In the latest James Bond thriller Skyfall, 007 is fighting age and relevancy – two things the now-50 year old series resoundingly conquered in 2006 with the gritty Casino Royale. That character-rich reboot – which started things over with Daniel Craig (The Girl with the Dragon Tattoo) in the legendary role – is exactly what the franchise needed, especially in a post-Bourne cinematic world that made the increasing camp of the Pierce Brosnon era passe’.

The Bond character had to be taken seriously, maybe like never before. This smooth and indestructable icon had to be broken down into a mortal and troubled man – and he was, inversely elevating him to the best and most fascinating rendition of the famed secret agent that we’ve seen in five decades.

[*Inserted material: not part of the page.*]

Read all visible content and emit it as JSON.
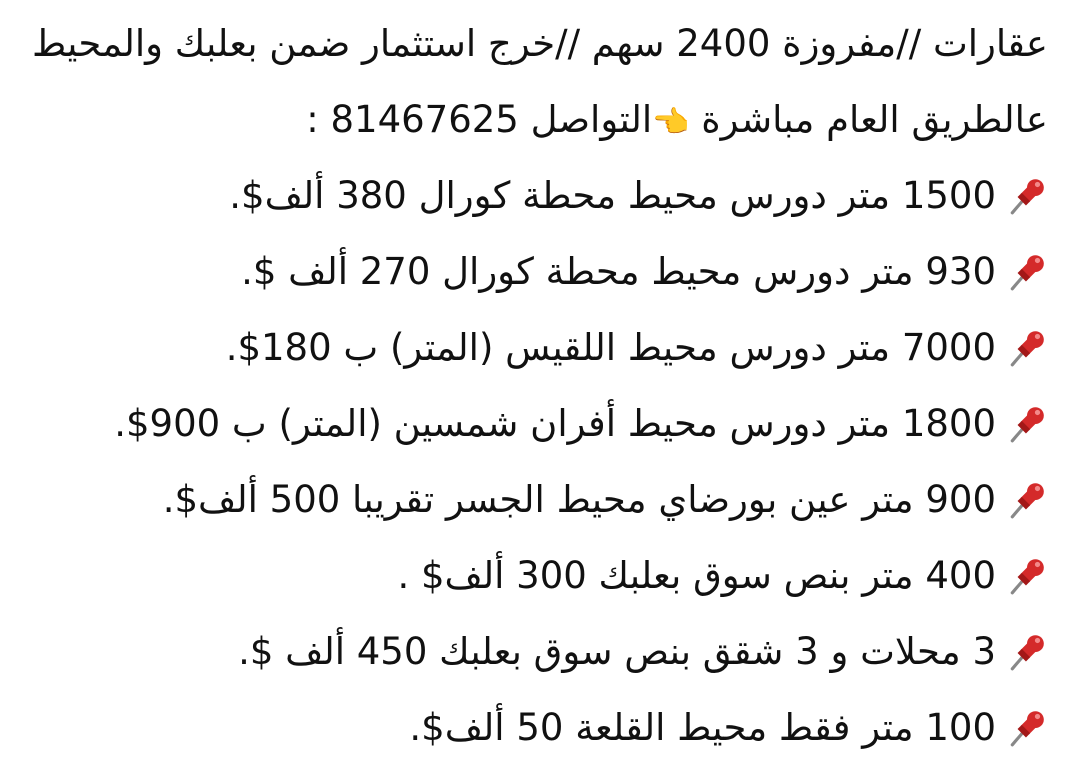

But if the past two films were about deconstructing the icon, then Skyfall is clearly about rebuilding it. The end result feels like a compromise between the best and worst tendencies of the series. Thankfully the best outweighs the worst, and the movie is often an exhilarating jolt of popcorn fun. Yet while many will welcome this lighter, more straightforward approach, the oversimplified slickness seen here ultimately feels like a step back in the wrong direction.

The requisite pre-Title Song action scene doesn’t initially suggest that anything’s changed. It's a stylistic continuation of the previous two films, although it does trade the shaky hand-held trend for a more classic polished approach. Wildly inventive and superbly mounted, the lengthy string of stunts successfully top each other and derive much of their thrills from being largely practical rather than digital. By the time Adele begins to sing, you’re already satiated with the fact that you’ve just seen exactly what you paid for.

From there, however, the tone slowly but surely begins to double back from the series’ recent reinvention toward a clear and deliberate return-to-form. Craig, in his third go-round as 007, keeps Bond rough around the edges but the brooding has been exorcised. The script makes sure of that as his challenges this time – the effects of aging – are more practical than personal, and the villian Silva (Javier Bardem, No Country for Old Men) comes close to the maniachial caricature that the Austin Powers parodies so adeptly satirized. Silva’s arc, actually, is much like the movie's: starts off strong before devolving into familiar tropes.

Bond’s relation to beautiful women has also been reduced once more to merely surface levels. Gone are any deep connections, leaving only winking flirtations and all-too-clever repartee. There’s good chemistry between James and agent-in-training Eve, and Naomie Harris (Pirates of the Caribbean: Dead Man's Chest) is up to the role’s demands, but she’s there primarily to serve a function in this traditional Bond machine. The other Bond girl Severine is given some dimension by newcomer Berenice Marlohe, despite existing for the sole purpose of becoming another one of 007’s conquests before being disposed of.